If I didn’t write about today, I couldn’t call myself a parenting blogger, because it's been a watershed moment in my long, illustrious 20-plus year parenting journey. Today marked the first time I was alone with two small children for an entire day. That's right, after more than nine months of maternity and medical leave, Sarah has returned to work, and it’s been just my boys and me for the last 15 hours. (Ah, there’s the sound of Sarah’s car returning now. At long last, William can nurse.)
Make no mistake—there was a lot of build-up to this day, on many levels. There was my own anticipation (or perhaps I should say terror?) of it, knowing that I’d suddenly be operating without a net (Sarah), and that I’d be at the mercy of two little sets of needs. There was Sarah’s mental and emotional preparation for being separated from her precious little William for the first time. And there was the coaching of Jackson and Max to get them ready for what will be expected of them.
But mostly, there was Sarah’s fear of leaving them alone with me. You see, I have a reputation for being slightly distracted. If you’ve ever gone to get a snack, decided on the way to finally replace the battery in that smoke detector, realized as you were looking for a battery that the drawer handle was loose, and then, while struggling to find a screwdriver in the garage, started reorganizing your tools because the screwdriver was in a stupid place, then you know what I’m talking about.
For some reason, Sarah had developed this crazy notion that I might not be able to focus on both of my little boys at the same time. That I might start playing with Max and forget that William was underneath that pillow. Or that I might get caught up taking pictures of William and forget that Max got out of preschool 45 minutes ago. Or that I might start talking with a neighbor out front and not notice Max pushing the stroller across the street with William in it.
Okay, so maybe she had something to worry about based on my track record. But to be fair, my track record—at least the track record she could refer to—was all established with her at home. In other words, it’s no track record. Because anyone who’s spent any time parenting alone will agree, it’s absolutely nothing like parenting knowing that your partner is in the next room. You can’t take the same liberties. You can’t resort to the old “I thought you were watching him.” And you certainly can’t leave the preschooler and 6-month-old alone in the kitchen and go tend to your weeding.
I tried to explain this to Sarah, telling her that when I know I’m the only show in town, I’ll step up the plate. She would just look at me, with her head cocked and one eyebrow raised, and give me one of those sardonic “uh-huh”s we’ve all heard.
But guess what? I was right! I know it’s only been one day, but I’d have to say, with all objectivity, that today I may have put on the all-time greatest example of stellar parenting. I texted about playdates, drove to and from said playdates, anwered work emails, made bottles, fed the baby, changed diapers, ran errands (including picking up Diaper Genie refills for the parents of Max’s playdate!), made more bottles, fed the baby again, got kids to nap, changed more diapers, answered more work emails, supervised backyard play, made more bottles AND changed more diapers, cooked dinner, bathed the preschooler, made one last bottle, read stories, got two tired boys to sleep, and then collapsed in a heap.

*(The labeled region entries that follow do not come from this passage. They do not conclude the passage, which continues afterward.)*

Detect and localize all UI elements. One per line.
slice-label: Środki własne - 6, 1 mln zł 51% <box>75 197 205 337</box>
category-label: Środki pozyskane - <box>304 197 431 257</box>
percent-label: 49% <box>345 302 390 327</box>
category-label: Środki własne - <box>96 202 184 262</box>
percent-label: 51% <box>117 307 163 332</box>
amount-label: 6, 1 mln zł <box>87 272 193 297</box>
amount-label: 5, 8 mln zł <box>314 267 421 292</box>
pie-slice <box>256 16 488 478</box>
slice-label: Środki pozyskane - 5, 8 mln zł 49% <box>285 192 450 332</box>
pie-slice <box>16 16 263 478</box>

Now I know what you all are thinking now: Where can I get that job!? No, seriously, you’re probably wondering how long I can last before having a nervous breakdown. But just as I would say to Sarah, I’m here to tell you I have no such concerns. Truth be known, I actually had a really good time surviving the gauntlet, and I feel confident that I can usher these kids through literally hundreds of similar days alone over the next few years, with very few hospitalizations, while Sarah works hard to support this family.
Yessirree, I’m one progressive man. Now what the hell did I do with that screwdriver?